Durchs Reden kämen die Leut‘ zusammen. Markus Stefanitsch über die verbesserungswürdige Kommunikation in der heimischen Politik.

Ein Kommunikationsberater könnte in der Landesregierung jede Menge Geld verdienen. In den vergangenen Wochen gab es einige auffallende „Schnellschüsse“ im Land. Ganz vorne dabei: der „Südburgenland-Manager“. Hier wurde nicht nur die betroffene Person selbst, Ex-Kurbad-Chef Rudolf Luipersbeck, seitens der SPÖ zu wenig informiert, sondern auch der Regierungspartner ÖVP außen vor gelassen.

Politisch gesehen wird es weder der SPÖ schaden, noch der ÖVP nützen. Im Gegenteil, unter dem Begriff „Südburgenland-Manager“ kann man sich noch wenig vorstellen. Außerdem stellt sich die Frage, was ein „Manager“, der lediglich Aufwandsspesen verrechnet, tatsächlich auf Dauer bewegen kann.

Dass Luipersbeck nach seinem 2,2-Millionen-Pensionsfonds, den er jetzt in monatlichen Zahlungen erhalten soll, sich so einen Job hätte „leisten“ können, liegt auf der Hand. Nach dessen Rückzug dürften aber die Kandidaten für diese „ehrenamtliche“ Funktion nicht gerade Schlange stehen – auch wenn Landeshauptmann Hans Niessl die Funktion jetzt als künftige Koalitionsbedingung gestellt hat.
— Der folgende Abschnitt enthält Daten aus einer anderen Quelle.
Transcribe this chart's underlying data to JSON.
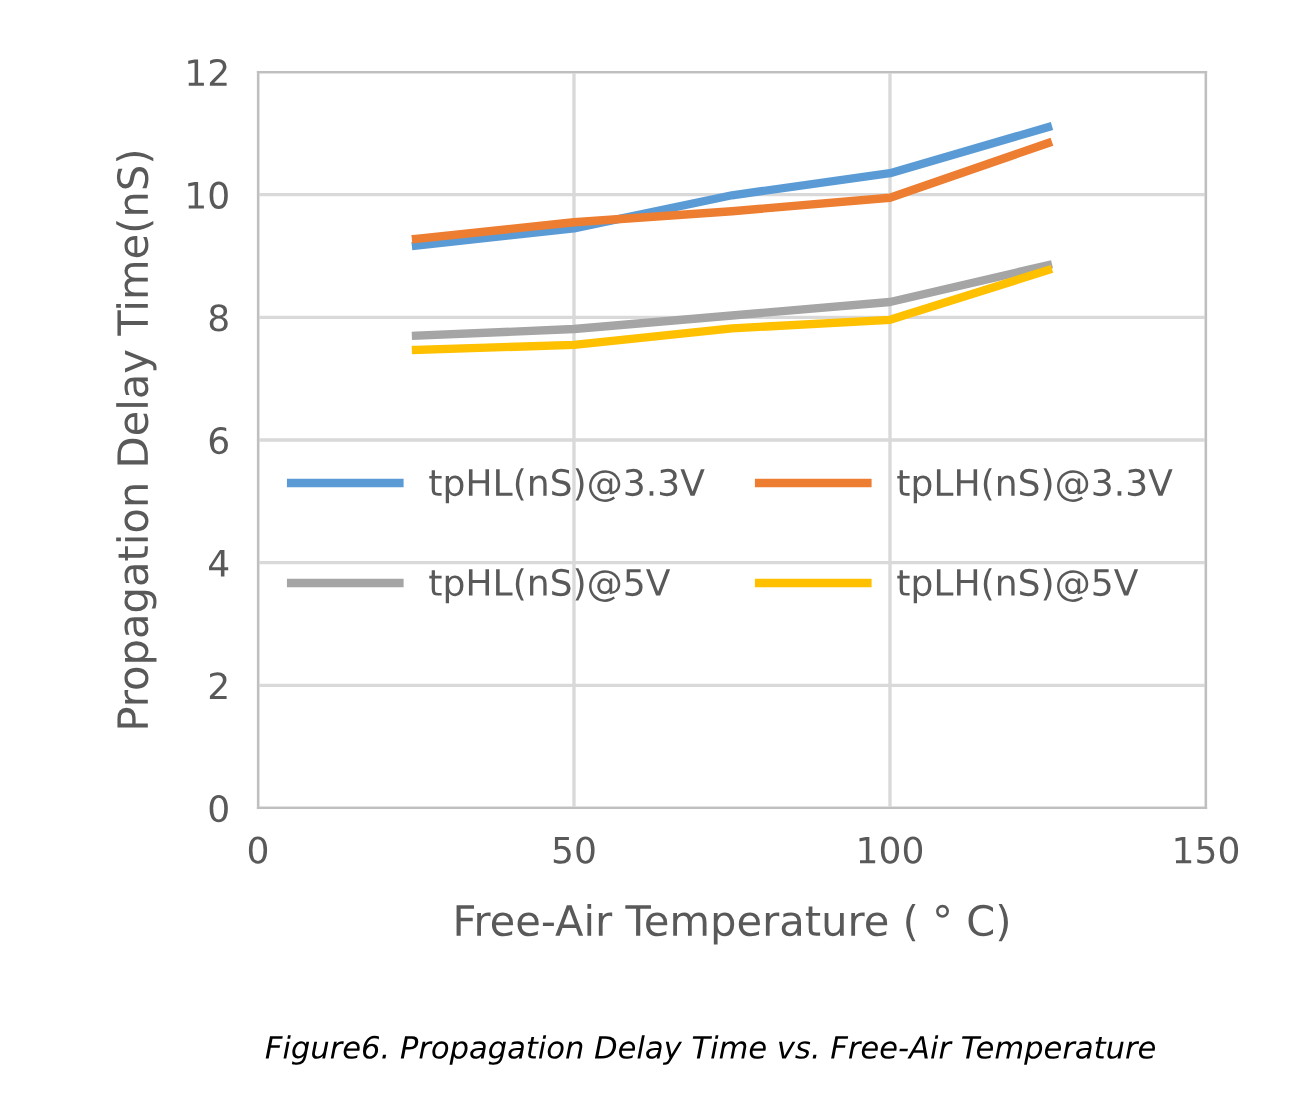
{
  "chart_data": {
    "type": "line",
    "xlabel": "Free-Air Temperature ( ° C)",
    "ylabel": "Propagation Delay Time(nS)",
    "x": [
      25,
      50,
      75,
      100,
      125
    ],
    "series": [
      {
        "name": "tpHL(nS)@3.3V",
        "color": "#5b9bd5",
        "values": [
          9.17,
          9.45,
          9.99,
          10.35,
          11.1
        ]
      },
      {
        "name": "tpLH(nS)@3.3V",
        "color": "#ed7d31",
        "values": [
          9.28,
          9.55,
          9.73,
          9.95,
          10.84
        ]
      },
      {
        "name": "tpHL(nS)@5V",
        "color": "#a5a5a5",
        "values": [
          7.7,
          7.81,
          8.03,
          8.25,
          8.85
        ]
      },
      {
        "name": "tpLH(nS)@5V",
        "color": "#ffc000",
        "values": [
          7.47,
          7.55,
          7.82,
          7.96,
          8.77
        ]
      }
    ],
    "xlim": [
      0,
      150
    ],
    "xticks": [
      0,
      50,
      100,
      150
    ],
    "ylim": [
      0,
      12
    ],
    "yticks": [
      0,
      2,
      4,
      6,
      8,
      10,
      12
    ],
    "grid": true,
    "legend": "center",
    "marker": "none",
    "line_style": "solid",
    "annotations": [
      "Figure6. Propagation Delay Time vs. Free-Air Temperature"
    ]
  }
}
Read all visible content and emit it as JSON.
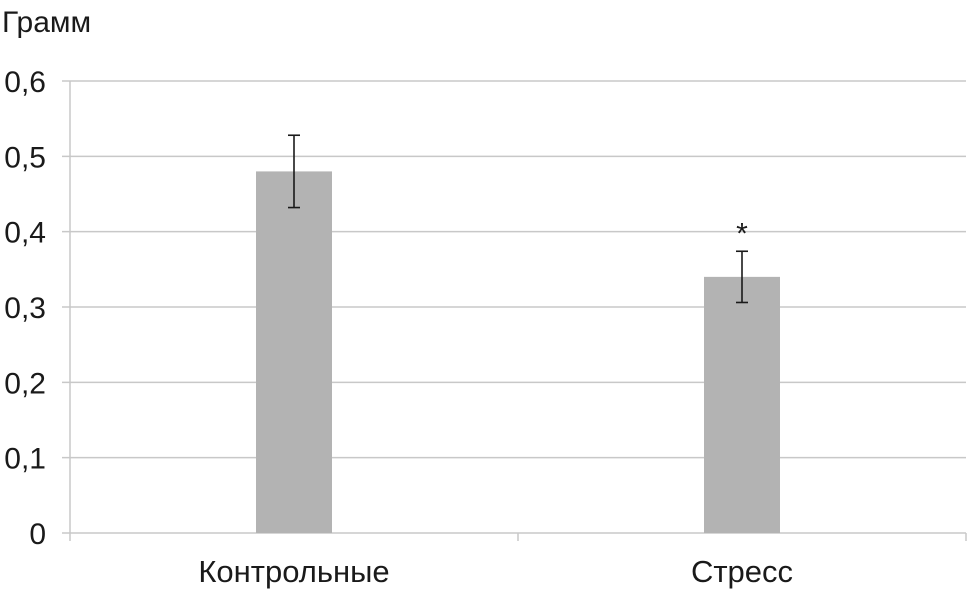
{
  "chart_data": {
    "type": "bar",
    "title": "",
    "ylabel": "Грамм",
    "xlabel": "",
    "categories": [
      "Контрольные",
      "Стресс"
    ],
    "values": [
      0.48,
      0.34
    ],
    "error": [
      0.048,
      0.034
    ],
    "annotations": [
      "",
      "*"
    ],
    "ylim": [
      0,
      0.6
    ],
    "yticks": [
      "0",
      "0,1",
      "0,2",
      "0,3",
      "0,4",
      "0,5",
      "0,6"
    ],
    "ytick_values": [
      0,
      0.1,
      0.2,
      0.3,
      0.4,
      0.5,
      0.6
    ],
    "grid": true,
    "legend": "none",
    "bar_color": "#b3b3b3",
    "grid_color": "#c8c8c8",
    "errorbar_color": "#1a1a1a"
  }
}
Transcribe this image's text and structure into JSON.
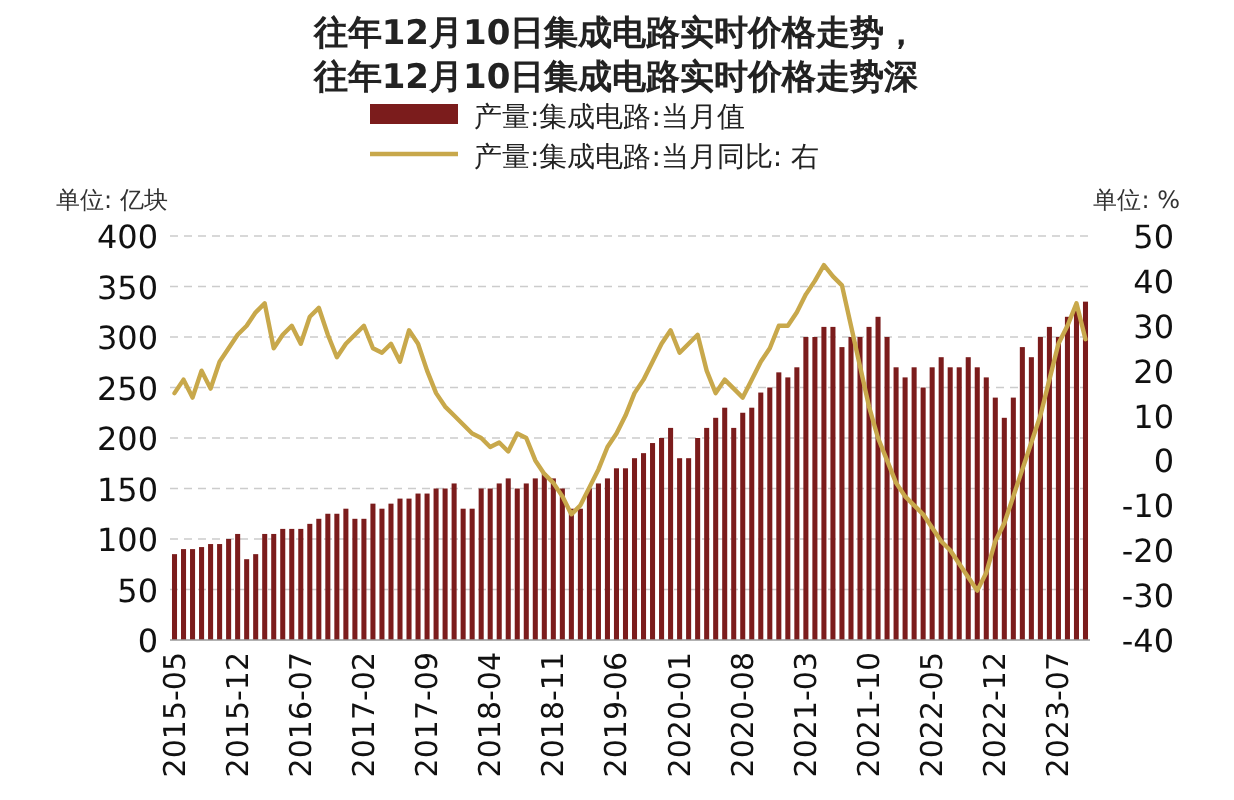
{
  "chart_data": {
    "type": "bar",
    "title": "往年12月10日集成电路实时价格走势，往年12月10日集成电路实时价格走势深",
    "ylabel": "单位: 亿块",
    "y2label": "单位: %",
    "categories": [
      "2015-05",
      null,
      null,
      null,
      null,
      null,
      null,
      "2015-12",
      null,
      null,
      null,
      null,
      null,
      null,
      "2016-07",
      null,
      null,
      null,
      null,
      null,
      null,
      "2017-02",
      null,
      null,
      null,
      null,
      null,
      null,
      "2017-09",
      null,
      null,
      null,
      null,
      null,
      null,
      "2018-04",
      null,
      null,
      null,
      null,
      null,
      null,
      "2018-11",
      null,
      null,
      null,
      null,
      null,
      null,
      "2019-06",
      null,
      null,
      null,
      null,
      null,
      null,
      "2020-01",
      null,
      null,
      null,
      null,
      null,
      null,
      "2020-08",
      null,
      null,
      null,
      null,
      null,
      null,
      "2021-03",
      null,
      null,
      null,
      null,
      null,
      null,
      "2021-10",
      null,
      null,
      null,
      null,
      null,
      null,
      "2022-05",
      null,
      null,
      null,
      null,
      null,
      null,
      "2022-12",
      null,
      null,
      null,
      null,
      null,
      null,
      "2023-07",
      null,
      null,
      null
    ],
    "series": [
      {
        "name": "产量:集成电路:当月值",
        "color": "#7b1c1c",
        "values": [
          85,
          90,
          90,
          92,
          95,
          95,
          100,
          105,
          80,
          85,
          105,
          105,
          110,
          110,
          110,
          115,
          120,
          125,
          125,
          130,
          120,
          120,
          135,
          130,
          135,
          140,
          140,
          145,
          145,
          150,
          150,
          155,
          130,
          130,
          150,
          150,
          155,
          160,
          150,
          155,
          160,
          165,
          160,
          150,
          130,
          130,
          150,
          155,
          160,
          170,
          170,
          180,
          185,
          195,
          200,
          210,
          180,
          180,
          200,
          210,
          220,
          230,
          210,
          225,
          230,
          245,
          250,
          265,
          260,
          270,
          300,
          300,
          310,
          310,
          290,
          300,
          300,
          310,
          320,
          300,
          270,
          260,
          270,
          250,
          270,
          280,
          270,
          270,
          280,
          270,
          260,
          240,
          220,
          240,
          290,
          280,
          300,
          310,
          300,
          320,
          330,
          335
        ]
      },
      {
        "name": "产量:集成电路:当月同比: 右",
        "type": "line",
        "axis": "y2",
        "color": "#c8a84b",
        "values": [
          15,
          18,
          14,
          20,
          16,
          22,
          25,
          28,
          30,
          33,
          35,
          25,
          28,
          30,
          26,
          32,
          34,
          28,
          23,
          26,
          28,
          30,
          25,
          24,
          26,
          22,
          29,
          26,
          20,
          15,
          12,
          10,
          8,
          6,
          5,
          3,
          4,
          2,
          6,
          5,
          0,
          -3,
          -5,
          -8,
          -12,
          -10,
          -6,
          -2,
          3,
          6,
          10,
          15,
          18,
          22,
          26,
          29,
          24,
          26,
          28,
          20,
          15,
          18,
          16,
          14,
          18,
          22,
          25,
          30,
          30,
          33,
          37,
          40,
          43.5,
          41,
          39,
          30,
          21,
          12,
          5,
          0,
          -5,
          -8,
          -10,
          -12,
          -15,
          -18,
          -20,
          -23,
          -26,
          -29,
          -25,
          -18,
          -14,
          -8,
          -2,
          4,
          10,
          18,
          26,
          30,
          35,
          27
        ]
      }
    ],
    "ylim": [
      0,
      400
    ],
    "yticks": [
      0,
      50,
      100,
      150,
      200,
      250,
      300,
      350,
      400
    ],
    "y2lim": [
      -40,
      50
    ],
    "y2ticks": [
      -40,
      -30,
      -20,
      -10,
      0,
      10,
      20,
      30,
      40,
      50
    ],
    "grid": "y",
    "legend": "top",
    "line_style": "solid"
  }
}
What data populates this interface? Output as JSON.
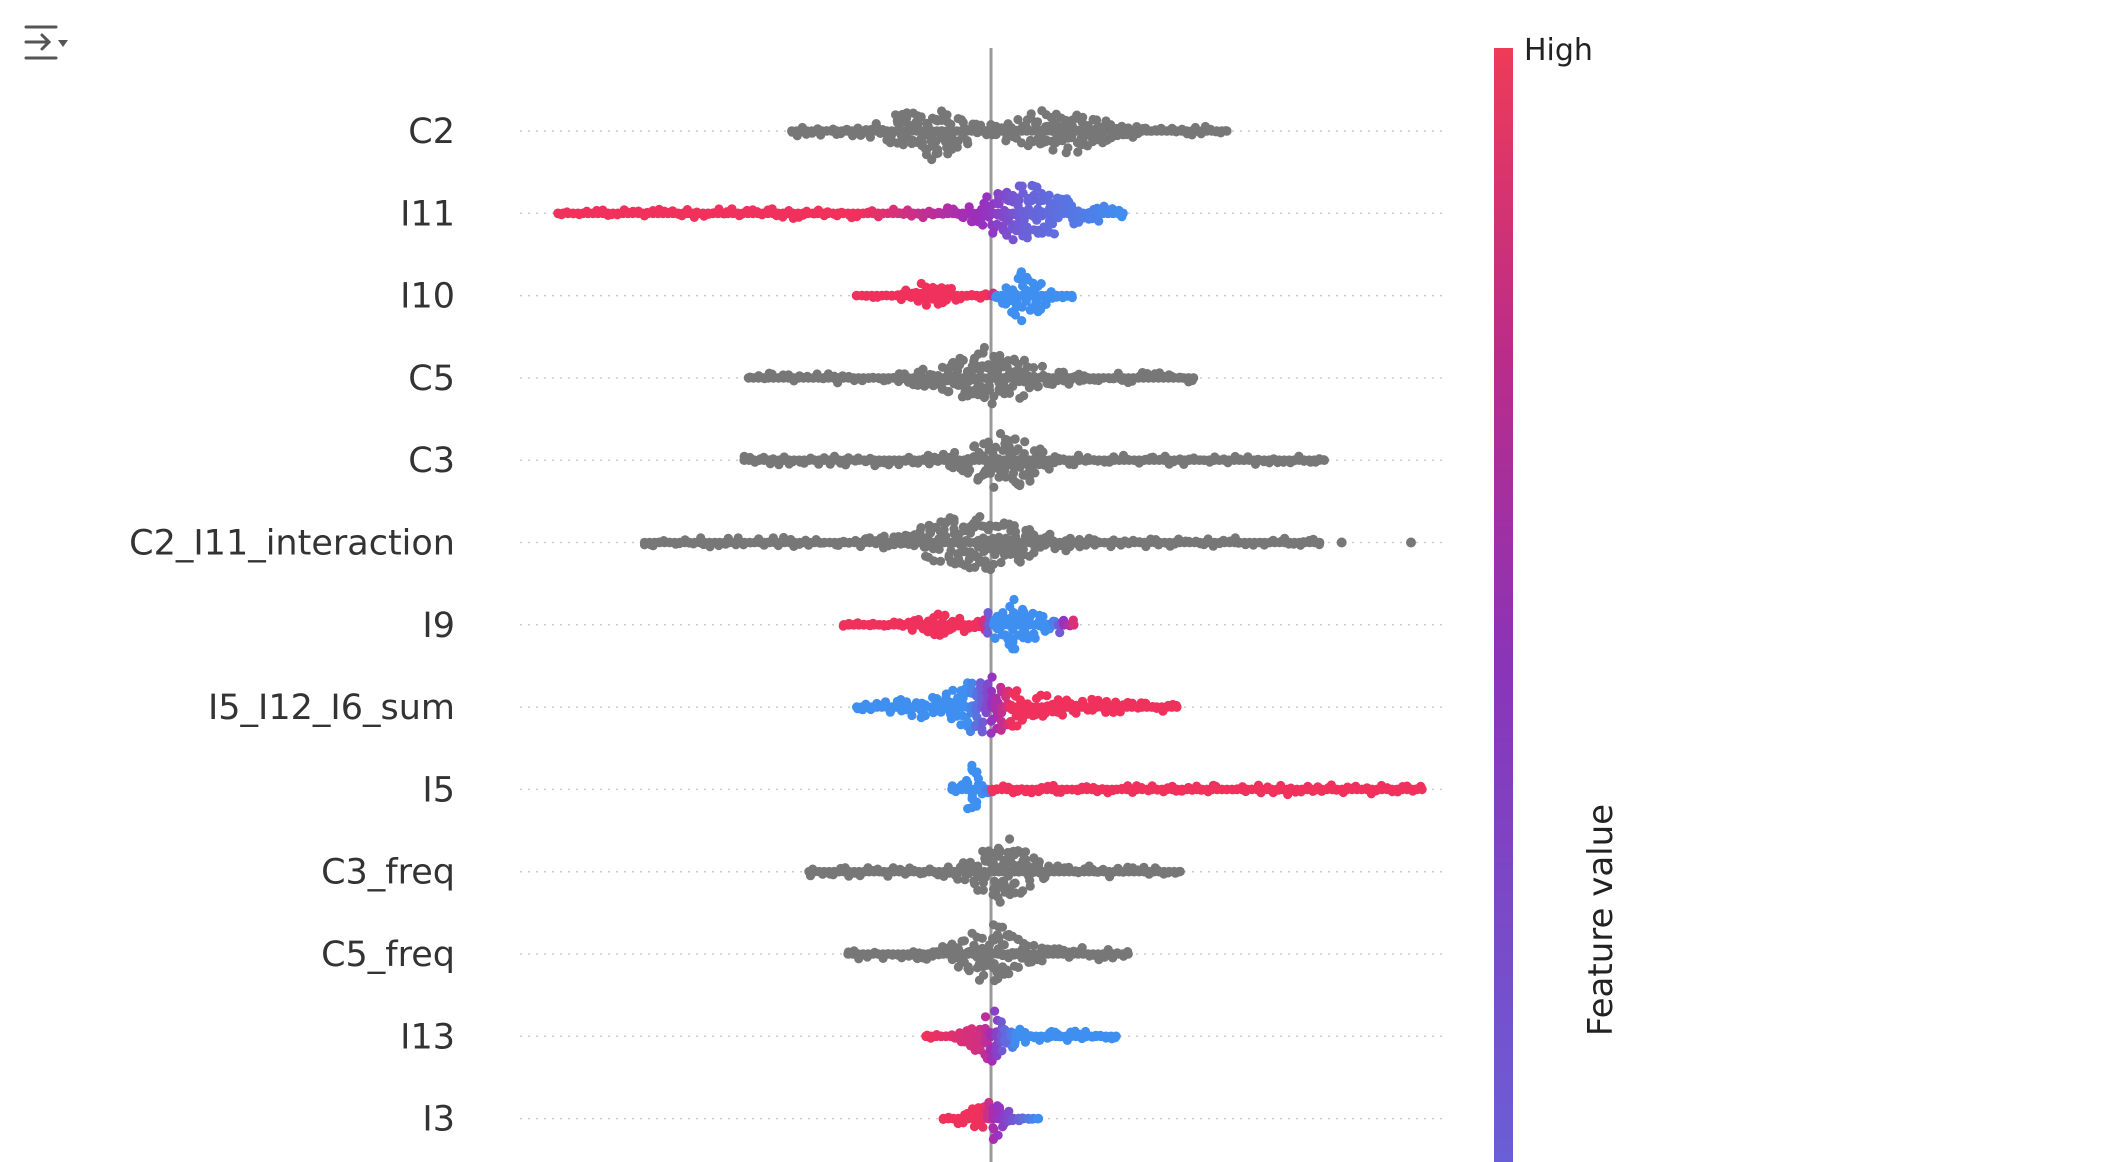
{
  "toolbar": {
    "icon": "output-options-icon"
  },
  "chart_data": {
    "type": "scatter",
    "subtype": "shap-beeswarm",
    "x_range": [
      -1.0,
      1.0
    ],
    "zero_line": 0,
    "features": [
      {
        "name": "C2",
        "colored": false,
        "min": -0.46,
        "max": 0.55,
        "bumps": [
          [
            -0.15,
            0.06,
            26
          ],
          [
            0.16,
            0.08,
            18
          ],
          [
            0.0,
            0.6,
            4
          ]
        ],
        "color_stops": []
      },
      {
        "name": "I11",
        "colored": true,
        "min": -1.0,
        "max": 0.31,
        "bumps": [
          [
            0.07,
            0.07,
            28
          ],
          [
            -0.4,
            0.6,
            3
          ],
          [
            0.2,
            0.08,
            5
          ]
        ],
        "color_stops": [
          [
            -1.0,
            1.0
          ],
          [
            -0.3,
            1.0
          ],
          [
            0.0,
            0.45
          ],
          [
            0.07,
            0.25
          ],
          [
            0.31,
            0.0
          ]
        ]
      },
      {
        "name": "I10",
        "colored": true,
        "min": -0.31,
        "max": 0.19,
        "bumps": [
          [
            -0.14,
            0.05,
            12
          ],
          [
            0.08,
            0.035,
            26
          ]
        ],
        "color_stops": [
          [
            -0.31,
            1.0
          ],
          [
            0.0,
            1.0
          ],
          [
            0.01,
            0.0
          ],
          [
            0.19,
            0.0
          ]
        ]
      },
      {
        "name": "C5",
        "colored": false,
        "min": -0.56,
        "max": 0.47,
        "bumps": [
          [
            -0.01,
            0.08,
            26
          ],
          [
            0.0,
            0.6,
            4
          ]
        ],
        "color_stops": []
      },
      {
        "name": "C3",
        "colored": false,
        "min": -0.57,
        "max": 0.77,
        "bumps": [
          [
            0.03,
            0.06,
            26
          ],
          [
            0.0,
            0.8,
            4
          ]
        ],
        "color_stops": []
      },
      {
        "name": "C2_I11_interaction",
        "colored": false,
        "min": -0.8,
        "max": 0.76,
        "bumps": [
          [
            -0.04,
            0.1,
            26
          ],
          [
            0.0,
            0.7,
            4
          ]
        ],
        "outliers": [
          0.81,
          0.97
        ],
        "color_stops": []
      },
      {
        "name": "I9",
        "colored": true,
        "min": -0.34,
        "max": 0.2,
        "bumps": [
          [
            -0.12,
            0.06,
            10
          ],
          [
            0.05,
            0.04,
            26
          ],
          [
            0.14,
            0.05,
            5
          ]
        ],
        "color_stops": [
          [
            -0.34,
            1.0
          ],
          [
            -0.02,
            1.0
          ],
          [
            0.0,
            0.0
          ],
          [
            0.14,
            0.0
          ],
          [
            0.2,
            1.0
          ]
        ]
      },
      {
        "name": "I5_I12_I6_sum",
        "colored": true,
        "min": -0.31,
        "max": 0.44,
        "bumps": [
          [
            0.0,
            0.06,
            26
          ],
          [
            -0.1,
            0.1,
            10
          ],
          [
            0.2,
            0.12,
            7
          ]
        ],
        "color_stops": [
          [
            -0.31,
            0.0
          ],
          [
            -0.05,
            0.0
          ],
          [
            0.0,
            0.45
          ],
          [
            0.05,
            1.0
          ],
          [
            0.44,
            1.0
          ]
        ]
      },
      {
        "name": "I5",
        "colored": true,
        "min": -0.09,
        "max": 1.0,
        "bumps": [
          [
            -0.04,
            0.015,
            28
          ],
          [
            0.6,
            0.6,
            3
          ]
        ],
        "color_stops": [
          [
            -0.09,
            0.0
          ],
          [
            -0.01,
            0.0
          ],
          [
            0.0,
            1.0
          ],
          [
            1.0,
            1.0
          ]
        ]
      },
      {
        "name": "C3_freq",
        "colored": false,
        "min": -0.42,
        "max": 0.44,
        "bumps": [
          [
            0.03,
            0.05,
            28
          ],
          [
            0.0,
            0.5,
            4
          ]
        ],
        "color_stops": []
      },
      {
        "name": "C5_freq",
        "colored": false,
        "min": -0.33,
        "max": 0.32,
        "bumps": [
          [
            0.0,
            0.05,
            28
          ],
          [
            0.0,
            0.35,
            5
          ]
        ],
        "color_stops": []
      },
      {
        "name": "I13",
        "colored": true,
        "min": -0.15,
        "max": 0.29,
        "bumps": [
          [
            0.0,
            0.04,
            26
          ],
          [
            0.18,
            0.06,
            6
          ]
        ],
        "color_stops": [
          [
            -0.15,
            1.0
          ],
          [
            -0.02,
            0.8
          ],
          [
            0.02,
            0.3
          ],
          [
            0.06,
            0.0
          ],
          [
            0.29,
            0.0
          ]
        ]
      },
      {
        "name": "I3",
        "colored": true,
        "min": -0.11,
        "max": 0.11,
        "bumps": [
          [
            0.01,
            0.02,
            22
          ],
          [
            -0.05,
            0.03,
            8
          ]
        ],
        "color_stops": [
          [
            -0.11,
            1.0
          ],
          [
            -0.02,
            1.0
          ],
          [
            0.01,
            0.5
          ],
          [
            0.11,
            0.0
          ]
        ]
      }
    ],
    "colorbar": {
      "high_label": "High",
      "axis_label": "Feature value",
      "high_color": "#ff0052",
      "mid_color": "#9b2ebd",
      "low_color": "#008bfb"
    },
    "neutral_color": "#777777"
  }
}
Was die Koalition betrifft, wäre es in der Vorwoche beim Thema „Umwandlung der landeseigenen Wirtschaftsservice Burgenland AG“ (WiBAG) in eine GmbH beinahe zum Bruch gekommen. In quasi letzter Sekunde einigten sich SPÖ und ÖVP aber auf weitere Gespräche.

Im Zuge dessen wurde auch das Missverständnis aufgeklärt, warum die SPÖ die ÖVP über den „Südburgenland-Manager“ nicht informiert hatte. „Informant“ Landesrat Helmut Bieler rief ÖVP-Landesvize Franz Steindl zwar an – aber auf dessen alter Handynummer. Ein „Pech“, bei dem selbst ein Kommunikationsberater wohl nicht helfen kann.